Tuesday, March 11, 2008

Link to Document Collection on Expulsion of Sudeten Germans

I found this link recently to an English language translation of Dokumente Austreibung der Sudetendeutschen (Documents on the Expulsion of the Sudeten Germans). It has 370 eyewitness accounts by survivors of this ethnic cleansing. These reports were taken shortly after the events described. I glanced at the first 40 reports and they were all given between 1945 and 1951, most of them in 1945 and 1946. They detail the various murders, robberies, internments in concentration camps and other crimes committed against the Sudeten Germans in 1945 and 1946 during the expulsions.

The Czechs made no distinction between Germans that supported the Nazis and those that did not and brutally murdered many women and children in the process of expelling more than three million people. Even German Communist Party members who had been active anti-fascists did not receive immunity from persecution. (see report number 3). Nor did the blind (see reports numbers 4 and 5) or old women (see reports 9 and 10). On 18-19 June 1945, a group of Czechs murdered 71 German men, 120 women and 74 children in the town of Prerau/Prerov. (Pykel, p. 18).

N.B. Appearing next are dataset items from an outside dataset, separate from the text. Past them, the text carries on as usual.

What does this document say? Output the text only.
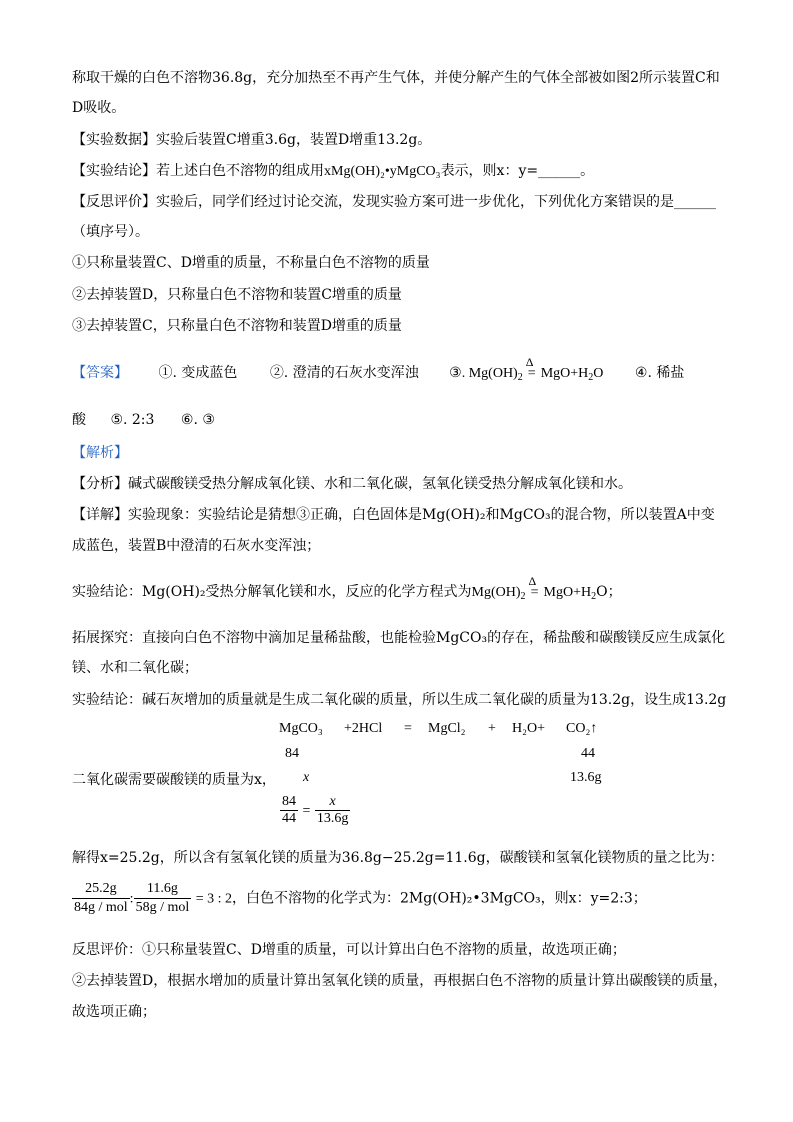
称取干燥的白色不溶物36.8g，充分加热至不再产生气体，并使分解产生的气体全部被如图2所示装置C和
D吸收。
【实验数据】实验后装置C增重3.6g，装置D增重13.2g。
【实验结论】若上述白色不溶物的组成用xMg(OH)₂•yMgCO₃表示，则x：y=______。
【反思评价】实验后，同学们经过讨论交流，发现实验方案可进一步优化，下列优化方案错误的是______
（填序号）。
①只称量装置C、D增重的质量，不称量白色不溶物的质量
②去掉装置D，只称量白色不溶物和装置C增重的质量
③去掉装置C，只称量白色不溶物和装置D增重的质量
【答案】 ①. 变成蓝色 ②. 澄清的石灰水变浑浊 ③. $Mg(OH)_2$
Δ
= $MgO+H_2O$ ④. 稀盐
酸 ⑤. 2:3 ⑥. ③
【解析】
【分析】碱式碳酸镁受热分解成氧化镁、水和二氧化碳，氢氧化镁受热分解成氧化镁和水。
【详解】实验现象：实验结论是猜想③正确，白色固体是Mg(OH)₂和MgCO₃的混合物，所以装置A中变
成蓝色，装置B中澄清的石灰水变浑浊；
实验结论：Mg(OH)₂受热分解氧化镁和水，反应的化学方程式为$Mg(OH)_2$
Δ
= $MgO+H_2O$；
拓展探究：直接向白色不溶物中滴加足量稀盐酸，也能检验MgCO₃的存在，稀盐酸和碳酸镁反应生成氯化
镁、水和二氧化碳；
实验结论：碱石灰增加的质量就是生成二氧化碳的质量，所以生成二氧化碳的质量为13.2g，设生成13.2g
MgCO₃ +2HCl = MgCl₂ + H₂O+ CO₂↑
84	44
x	13.6g
二氧化碳需要碳酸镁的质量为x，
$\frac{84}{44} = \frac{x}{13.6g}$
解得x=25.2g，所以含有氢氧化镁的质量为36.8g−25.2g=11.6g，碳酸镁和氢氧化镁物质的量之比为：
$\frac{25.2g}{\text{84g / mol}}$ : $\frac{11.6g}{\text{58g / mol}} = 3$ : 2，白色不溶物的化学式为：2Mg(OH)₂•3MgCO₃，则x：y=2:3；
反思评价：①只称量装置C、D增重的质量，可以计算出白色不溶物的质量，故选项正确；
②去掉装置D，根据水增加的质量计算出氢氧化镁的质量，再根据白色不溶物的质量计算出碳酸镁的质量，
故选项正确；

Among the Sudeten Germans robbed of all their property and permanently exiled from their homeland was Righteous Gentile Oskar Schindler. (Hayden, p. 728). There can be no justification for such crimes against humanity.

Sources cited in addition to Documents on the Expulsion of the Sudeten Germans

Robert M. Hayden, "Schindler's Fate: Genocide, Ethnic Cleansing, and Population Transfers," Slavic Review, Vol 55, No. 4 (Winter 1996), pp. 727-748.

Piotr Pykel, "The Expulsion of the Germans from Czechoslovakia," in Steffen Prauser and Arfon Rees, eds., The Expulsion of the 'German' Communities from Eastern Europe at the End of the Second World War (Florence, Italy: European University Institute, 2004).

2 comments:

levi9909 said...

I agree with you entirely but should not "Righteous Gentile" be in quotes?

J. Otto Pohl said...

Mark:

It probably should be in quotation marks. But, I took the term from the Hayden article and he does not use quotion marks.